OLG Celle, Beschl. 19.3.2025 - 21 UF 237/24

Eigenbedarf rechtfertigt Kündigung der Schwiegermutter

Autor: RiAG a.D. Ralph Neumann, Brühl
Aus: Familien-Rechtsberater, Heft 06/2025
1. Steht eine Immobilie im Miteigentum der Ehegatten, so ist für ein bestehendes Mietverhältnis im Zweifel davon auszugehen, dass eine Bruchteilsgemeinschaft i.S.v. § 741 BGB mit der Folge vorliegt, dass ein Ehegatte gem. § 745 Abs. 2 BGB eine Neuregelung der Nutzungsverhältnisse nach der Trennung auch dahingehend verlangen kann, dass der andere Ehegatte eine gemeinsame Kündigungserklärung in Bezug auf das bestehende Mietverhältnis abgibt.2. Im Rahmen der den beiderseitigen Interessen der Teilhaber gerecht werdenden Entscheidung über die weitere Nutzung ist neben der aus § 1353 BGB folgenden ehelichen Solidarität auch zu berücksichtigen, ob die beabsichtigte Kündigungserklärung nicht offensichtlich aussichtslos ist bzw. hinreichende Aussicht auf Erfolg bietet.
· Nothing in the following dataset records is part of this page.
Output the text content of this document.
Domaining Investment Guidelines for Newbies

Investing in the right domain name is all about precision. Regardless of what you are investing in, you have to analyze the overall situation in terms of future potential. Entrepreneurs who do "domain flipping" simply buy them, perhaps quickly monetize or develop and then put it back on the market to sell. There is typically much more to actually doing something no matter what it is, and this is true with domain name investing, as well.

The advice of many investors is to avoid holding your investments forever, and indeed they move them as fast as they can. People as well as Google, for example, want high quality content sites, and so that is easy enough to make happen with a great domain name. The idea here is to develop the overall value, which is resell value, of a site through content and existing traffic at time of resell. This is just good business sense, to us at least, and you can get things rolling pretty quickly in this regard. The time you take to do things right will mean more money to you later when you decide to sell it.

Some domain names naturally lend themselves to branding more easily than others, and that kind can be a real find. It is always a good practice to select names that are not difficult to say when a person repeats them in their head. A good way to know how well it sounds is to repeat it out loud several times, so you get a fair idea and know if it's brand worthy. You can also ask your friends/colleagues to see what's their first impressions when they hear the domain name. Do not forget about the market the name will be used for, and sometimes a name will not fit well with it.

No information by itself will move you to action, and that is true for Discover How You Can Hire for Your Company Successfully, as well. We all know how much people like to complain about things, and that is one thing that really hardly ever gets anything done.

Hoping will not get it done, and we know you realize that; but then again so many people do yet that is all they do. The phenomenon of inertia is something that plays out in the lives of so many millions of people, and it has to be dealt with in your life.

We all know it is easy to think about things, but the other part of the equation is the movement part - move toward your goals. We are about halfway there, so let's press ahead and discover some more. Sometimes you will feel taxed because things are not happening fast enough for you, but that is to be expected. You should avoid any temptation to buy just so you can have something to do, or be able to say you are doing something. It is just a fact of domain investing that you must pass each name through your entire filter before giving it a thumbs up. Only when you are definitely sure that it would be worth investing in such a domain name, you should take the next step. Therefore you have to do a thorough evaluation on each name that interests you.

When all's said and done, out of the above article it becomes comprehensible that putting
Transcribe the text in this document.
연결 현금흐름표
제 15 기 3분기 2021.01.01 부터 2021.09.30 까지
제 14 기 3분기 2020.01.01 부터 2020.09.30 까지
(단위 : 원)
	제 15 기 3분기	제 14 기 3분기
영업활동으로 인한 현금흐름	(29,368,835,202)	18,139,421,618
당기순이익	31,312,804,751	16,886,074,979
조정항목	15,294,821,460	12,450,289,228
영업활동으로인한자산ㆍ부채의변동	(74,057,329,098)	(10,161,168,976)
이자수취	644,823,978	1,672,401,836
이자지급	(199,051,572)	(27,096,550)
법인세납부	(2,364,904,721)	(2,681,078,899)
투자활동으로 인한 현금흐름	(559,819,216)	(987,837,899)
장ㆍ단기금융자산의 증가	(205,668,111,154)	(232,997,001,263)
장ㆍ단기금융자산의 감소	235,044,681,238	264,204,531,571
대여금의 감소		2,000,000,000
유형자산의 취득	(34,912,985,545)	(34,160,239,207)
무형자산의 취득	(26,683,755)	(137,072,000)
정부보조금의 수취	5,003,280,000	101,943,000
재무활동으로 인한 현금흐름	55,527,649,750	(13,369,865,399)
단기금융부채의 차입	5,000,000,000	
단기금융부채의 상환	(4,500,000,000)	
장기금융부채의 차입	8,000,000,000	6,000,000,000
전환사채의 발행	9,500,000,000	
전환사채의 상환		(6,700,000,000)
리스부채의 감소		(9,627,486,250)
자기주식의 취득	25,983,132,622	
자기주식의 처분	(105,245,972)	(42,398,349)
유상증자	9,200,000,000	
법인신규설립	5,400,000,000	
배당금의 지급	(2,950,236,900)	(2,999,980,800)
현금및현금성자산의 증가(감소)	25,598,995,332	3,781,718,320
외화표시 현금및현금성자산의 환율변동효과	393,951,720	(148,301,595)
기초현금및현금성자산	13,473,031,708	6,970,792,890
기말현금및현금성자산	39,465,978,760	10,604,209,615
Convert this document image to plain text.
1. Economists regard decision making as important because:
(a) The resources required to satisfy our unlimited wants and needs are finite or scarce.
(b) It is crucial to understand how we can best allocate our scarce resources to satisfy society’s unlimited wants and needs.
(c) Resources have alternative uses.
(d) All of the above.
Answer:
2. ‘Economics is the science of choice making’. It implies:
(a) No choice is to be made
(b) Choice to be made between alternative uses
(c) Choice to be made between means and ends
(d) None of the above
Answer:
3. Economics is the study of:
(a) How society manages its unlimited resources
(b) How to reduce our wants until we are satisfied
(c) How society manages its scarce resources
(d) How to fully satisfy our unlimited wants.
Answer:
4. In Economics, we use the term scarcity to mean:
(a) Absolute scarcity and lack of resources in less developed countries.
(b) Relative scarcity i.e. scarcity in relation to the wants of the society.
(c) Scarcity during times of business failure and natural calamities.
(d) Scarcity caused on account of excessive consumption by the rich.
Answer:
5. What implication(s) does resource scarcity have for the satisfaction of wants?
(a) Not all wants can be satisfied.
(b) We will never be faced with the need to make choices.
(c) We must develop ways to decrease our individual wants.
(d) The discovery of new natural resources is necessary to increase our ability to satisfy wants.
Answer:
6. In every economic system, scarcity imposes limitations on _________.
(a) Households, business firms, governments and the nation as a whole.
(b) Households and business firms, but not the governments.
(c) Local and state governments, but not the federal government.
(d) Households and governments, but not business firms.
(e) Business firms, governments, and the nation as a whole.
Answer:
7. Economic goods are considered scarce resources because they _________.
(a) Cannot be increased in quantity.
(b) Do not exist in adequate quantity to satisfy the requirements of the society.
Daher sind der Eigenbedarf des die Kündigungserklärung begehrenden Ehegatten nach § 573 Abs. 1 und 2 Nr. 2 BGB sowie ein mögliches Widerspruchsrecht des Mieters nach § 574 BGB neben den wirtschaftlichen Verhältnissen beider Ehegatten in die Beurteilung einzubeziehen.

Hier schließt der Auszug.